IMPRESSIONS: John Scott Dance & Mel Mercier's "Begin Anywhere" at the Irish Arts Center

John Scott Dance and Mel Mercier
Begin Anywhere
Commissioned by Irish Arts Center
Five Solos by Merce Cunningham
By arrangement with the Merce Cunningham Trust
The JL Greene Theatre at Irish Arts Center
Artists and Program Notes: Click here
February 12-16, 2025
The great choreographer, Merce Cunningham, a major influence on decades of dance makers, died in 2009, at which time the Merce Cunningham Dance Company no longer performed. Since then, Cunningham’s dances are rarely seen, especially in the U.S., but for over the past fifteen years Irish choreographer and operatic tenor, John Scott has brought several revivals including Night Wandering and Totem Ancestor to our shores.
This time, five Cunningham solos from 1957-1968, Changeling, Solo, two from Antic Meet and RainForest, were convincingly presented in the first part of a two-part program at the Irish Arts Center, February 12-16, 2025. These much-welcomed solos set the stage for the premiere of Scott’s and Irish composer Mel Mercier’s, Begin Anywhere, a tribute to both Cunningham and Cunningham’s partner, composer John Cage. Cunningham and Cage’s controversial work changed the direction of 20th century performing arts.

The big and boisterous dance, 33-minutes and 10 years in the making, and arguably Scott’s highest dance achievement, may take physical cues from Cunningham and musical cues from Cage, but it is entirely its own marvellous entity. The movement eats and fills the space engaging Mercier’s traditional Irish music and electronic score. Mercier, a musician with the Cunningham company in the 1980s, most notably performed in Cage’s Roaratorio, an Irish Circus on Finnegans Wake for Cunningham’s dance, Roaratorio. Roaratorio features a series of duets to Irish jigs and reels and James Joyce’s transposed lines. Taking a cue, Begin Anywhere includes Irish music, duets and talk.

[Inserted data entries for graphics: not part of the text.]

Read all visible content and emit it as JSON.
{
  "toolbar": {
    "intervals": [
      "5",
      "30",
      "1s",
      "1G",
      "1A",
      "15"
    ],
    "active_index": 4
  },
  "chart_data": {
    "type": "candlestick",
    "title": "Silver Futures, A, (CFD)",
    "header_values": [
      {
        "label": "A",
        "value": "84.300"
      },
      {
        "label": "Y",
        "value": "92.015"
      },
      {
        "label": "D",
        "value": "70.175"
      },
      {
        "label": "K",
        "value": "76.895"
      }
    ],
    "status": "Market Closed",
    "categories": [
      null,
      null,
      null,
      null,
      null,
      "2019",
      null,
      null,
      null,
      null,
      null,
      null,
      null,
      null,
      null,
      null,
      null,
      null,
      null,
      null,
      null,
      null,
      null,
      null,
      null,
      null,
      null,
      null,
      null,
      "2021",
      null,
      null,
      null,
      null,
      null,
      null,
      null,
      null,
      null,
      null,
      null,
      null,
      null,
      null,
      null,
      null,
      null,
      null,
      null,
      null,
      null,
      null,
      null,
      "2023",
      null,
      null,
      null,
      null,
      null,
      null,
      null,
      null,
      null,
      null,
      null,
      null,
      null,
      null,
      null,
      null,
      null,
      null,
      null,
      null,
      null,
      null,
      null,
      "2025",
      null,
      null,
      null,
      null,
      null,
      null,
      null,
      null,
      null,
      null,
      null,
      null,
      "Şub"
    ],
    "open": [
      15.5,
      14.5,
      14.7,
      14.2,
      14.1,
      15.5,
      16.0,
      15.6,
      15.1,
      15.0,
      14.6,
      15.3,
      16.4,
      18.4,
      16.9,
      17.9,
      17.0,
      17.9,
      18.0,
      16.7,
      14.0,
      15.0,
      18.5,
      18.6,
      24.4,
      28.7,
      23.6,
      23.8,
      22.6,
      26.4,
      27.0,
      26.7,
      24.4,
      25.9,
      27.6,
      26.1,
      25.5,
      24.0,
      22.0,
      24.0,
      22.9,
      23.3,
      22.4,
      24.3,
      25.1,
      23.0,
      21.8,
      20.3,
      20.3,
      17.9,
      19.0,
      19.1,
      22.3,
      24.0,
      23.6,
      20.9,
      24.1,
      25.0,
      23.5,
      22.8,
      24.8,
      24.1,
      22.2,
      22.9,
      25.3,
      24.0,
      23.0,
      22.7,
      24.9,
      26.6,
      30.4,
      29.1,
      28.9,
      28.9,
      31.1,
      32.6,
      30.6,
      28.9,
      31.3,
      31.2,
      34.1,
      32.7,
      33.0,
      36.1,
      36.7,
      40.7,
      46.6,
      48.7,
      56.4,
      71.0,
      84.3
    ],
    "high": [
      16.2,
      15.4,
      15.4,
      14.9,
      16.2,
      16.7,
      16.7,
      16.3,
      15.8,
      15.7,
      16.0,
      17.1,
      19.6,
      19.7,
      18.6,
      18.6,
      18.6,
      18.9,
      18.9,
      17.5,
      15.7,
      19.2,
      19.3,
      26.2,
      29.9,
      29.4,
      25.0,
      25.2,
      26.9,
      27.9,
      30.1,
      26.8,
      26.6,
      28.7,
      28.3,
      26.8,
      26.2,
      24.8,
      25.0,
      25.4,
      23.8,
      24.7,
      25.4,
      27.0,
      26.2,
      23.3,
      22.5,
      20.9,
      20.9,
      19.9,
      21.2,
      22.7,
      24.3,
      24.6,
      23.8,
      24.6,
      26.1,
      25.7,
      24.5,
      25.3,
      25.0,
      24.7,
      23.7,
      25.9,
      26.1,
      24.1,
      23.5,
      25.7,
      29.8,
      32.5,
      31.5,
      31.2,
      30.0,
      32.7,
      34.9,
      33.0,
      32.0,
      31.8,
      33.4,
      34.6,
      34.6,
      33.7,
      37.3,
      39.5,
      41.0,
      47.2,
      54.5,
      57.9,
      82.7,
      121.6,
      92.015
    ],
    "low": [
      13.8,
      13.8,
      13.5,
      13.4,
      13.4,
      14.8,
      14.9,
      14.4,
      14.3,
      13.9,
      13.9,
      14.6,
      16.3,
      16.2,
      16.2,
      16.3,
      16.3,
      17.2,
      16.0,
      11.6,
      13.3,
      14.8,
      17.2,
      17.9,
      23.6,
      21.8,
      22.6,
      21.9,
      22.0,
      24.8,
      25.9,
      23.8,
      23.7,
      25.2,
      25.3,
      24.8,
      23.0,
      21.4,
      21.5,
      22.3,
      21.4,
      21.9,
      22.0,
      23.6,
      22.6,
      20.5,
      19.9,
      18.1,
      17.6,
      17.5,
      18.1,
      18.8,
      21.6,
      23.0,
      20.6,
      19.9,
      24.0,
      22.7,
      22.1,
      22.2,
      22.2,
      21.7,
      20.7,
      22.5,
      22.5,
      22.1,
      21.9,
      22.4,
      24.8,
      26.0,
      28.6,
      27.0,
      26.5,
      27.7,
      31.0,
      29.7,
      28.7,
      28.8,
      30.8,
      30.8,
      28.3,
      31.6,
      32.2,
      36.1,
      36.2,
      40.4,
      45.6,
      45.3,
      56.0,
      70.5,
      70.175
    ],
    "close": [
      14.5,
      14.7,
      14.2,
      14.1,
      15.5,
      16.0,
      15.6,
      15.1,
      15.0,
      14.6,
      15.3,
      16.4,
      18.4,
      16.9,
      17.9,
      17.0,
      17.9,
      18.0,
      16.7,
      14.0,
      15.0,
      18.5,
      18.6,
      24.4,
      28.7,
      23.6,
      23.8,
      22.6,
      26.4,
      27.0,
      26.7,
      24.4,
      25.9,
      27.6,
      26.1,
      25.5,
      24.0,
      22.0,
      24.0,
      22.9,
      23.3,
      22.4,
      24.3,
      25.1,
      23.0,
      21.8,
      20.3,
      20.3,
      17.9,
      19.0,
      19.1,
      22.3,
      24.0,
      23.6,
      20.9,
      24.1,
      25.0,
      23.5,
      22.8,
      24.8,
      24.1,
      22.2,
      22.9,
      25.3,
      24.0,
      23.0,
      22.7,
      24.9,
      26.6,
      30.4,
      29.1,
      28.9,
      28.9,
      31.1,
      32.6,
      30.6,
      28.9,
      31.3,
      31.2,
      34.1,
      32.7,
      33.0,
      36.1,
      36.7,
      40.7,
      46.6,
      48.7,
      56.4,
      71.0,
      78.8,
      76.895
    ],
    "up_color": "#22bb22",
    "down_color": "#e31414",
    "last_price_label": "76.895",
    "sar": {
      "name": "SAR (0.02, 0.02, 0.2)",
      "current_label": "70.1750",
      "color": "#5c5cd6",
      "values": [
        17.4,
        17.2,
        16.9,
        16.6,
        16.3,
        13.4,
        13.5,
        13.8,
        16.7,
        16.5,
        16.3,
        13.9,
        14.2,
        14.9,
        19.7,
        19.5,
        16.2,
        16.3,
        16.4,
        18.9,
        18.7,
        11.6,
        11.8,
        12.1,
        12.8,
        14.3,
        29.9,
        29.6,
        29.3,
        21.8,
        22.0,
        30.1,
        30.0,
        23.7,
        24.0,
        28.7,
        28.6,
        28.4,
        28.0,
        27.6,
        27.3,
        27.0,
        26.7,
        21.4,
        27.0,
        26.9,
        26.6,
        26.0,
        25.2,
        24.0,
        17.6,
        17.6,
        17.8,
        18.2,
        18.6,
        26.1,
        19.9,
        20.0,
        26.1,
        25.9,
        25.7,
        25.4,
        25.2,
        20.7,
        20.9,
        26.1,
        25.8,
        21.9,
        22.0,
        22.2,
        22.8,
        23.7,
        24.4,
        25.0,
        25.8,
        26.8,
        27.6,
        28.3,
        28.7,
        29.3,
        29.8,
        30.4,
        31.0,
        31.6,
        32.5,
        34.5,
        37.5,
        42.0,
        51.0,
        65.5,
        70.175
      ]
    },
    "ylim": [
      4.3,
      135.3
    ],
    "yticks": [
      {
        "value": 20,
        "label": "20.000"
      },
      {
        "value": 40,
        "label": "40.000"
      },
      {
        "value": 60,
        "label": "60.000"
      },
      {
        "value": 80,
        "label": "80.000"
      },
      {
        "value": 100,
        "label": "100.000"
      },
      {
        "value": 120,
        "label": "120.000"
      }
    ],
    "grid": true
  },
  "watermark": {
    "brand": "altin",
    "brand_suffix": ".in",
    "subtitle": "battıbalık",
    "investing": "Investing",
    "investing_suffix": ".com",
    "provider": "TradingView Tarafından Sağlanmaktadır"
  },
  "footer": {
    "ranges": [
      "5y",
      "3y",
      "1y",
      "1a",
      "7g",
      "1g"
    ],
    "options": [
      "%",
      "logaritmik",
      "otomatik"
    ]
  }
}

The sublime dancers, one woman and four men, costumed in pedestrian pants and shirts, hail from four countries and speak, at one point, in their (untranslated) native languages. There are also hard to decipher layered recorded comments by former noteworthy members of the Merce Cunningham Dance Company. Mostly a distraction, the comments, “I always struggled with that,” says one, allude to the transmission of legacy. Presumably, this inclusion satisfied an Irish/American grant application, as discussed during post show acknowledgements.
Dancer Magdelana Hylak steps into the white lit horizontally narrow theater carrying a cassette player on which plays a nondistinctive scratchy sound. She gyrates behind the cassette player that rests on the stage while white-bearded musician Mick O’Shea enters and sits in back of his instrument creation (what looks to be the inside of an amplifier, with wires and colored knobs woven together on two metal bases.) While the electronic instrument produces a low humming undertone, a bow strummed across a wire yields a nuanced and delicate sound. Ryan O’Neill, a longtime member of Scott’s award-winning Irish Modern Dance Theatre, now called John Scott Dance, joins Hylak. They lunge wide-legged, a Cunningham trait, and slice a hand, palm down, elbow bent, across their chests, a thematic movement seen throughout the dance. Vinícius Martins Araújo jigs along the front of the stage and is soon joined by Boris Charrion and the impressively sleek François Malbranque.

One by one the musicians take their places on three sides of the dancing space. Mercier and violinist Claudia Schwab, playing Irish jigs and reels, perch behind the dancers while Kevin McNally, who plays strings, stands stage right. The four stationery musicians, including O’Shea stage left, are a watchful presence as the choreography subtly interacts with the music. The eloquent Mercier shakes the rhythm bones, and later beats the bodhrán, a traditional Irish drum, with practiced aplomb.

Full out runs, leaps and wild spins return again and again. While moving as a herd the dancers express a kinship and companionability. Two or three strike out on their own and like young bucks and hind, they find their own joyous movement that evokes the open landscapes of fields and skies. They push, pull and careen, whiplashing the blissfully engaged viewer. Cunningham’s Pictures is referenced in a line of unhurried, unattached then reconnected dancers. In one section the dancers count each of 100 movements (in cadences of 11) that snake back and forth across the stage. A wacked-out shivery movement, anxiously danced in place, edges into the psychological realm and acts as a coda to the phrases. Toward the end, lifting and carrying partnering duets reference Roaratorio. A low delighted growl from the dancers and breath through a tube by a musician accompanies the final satisfying moments.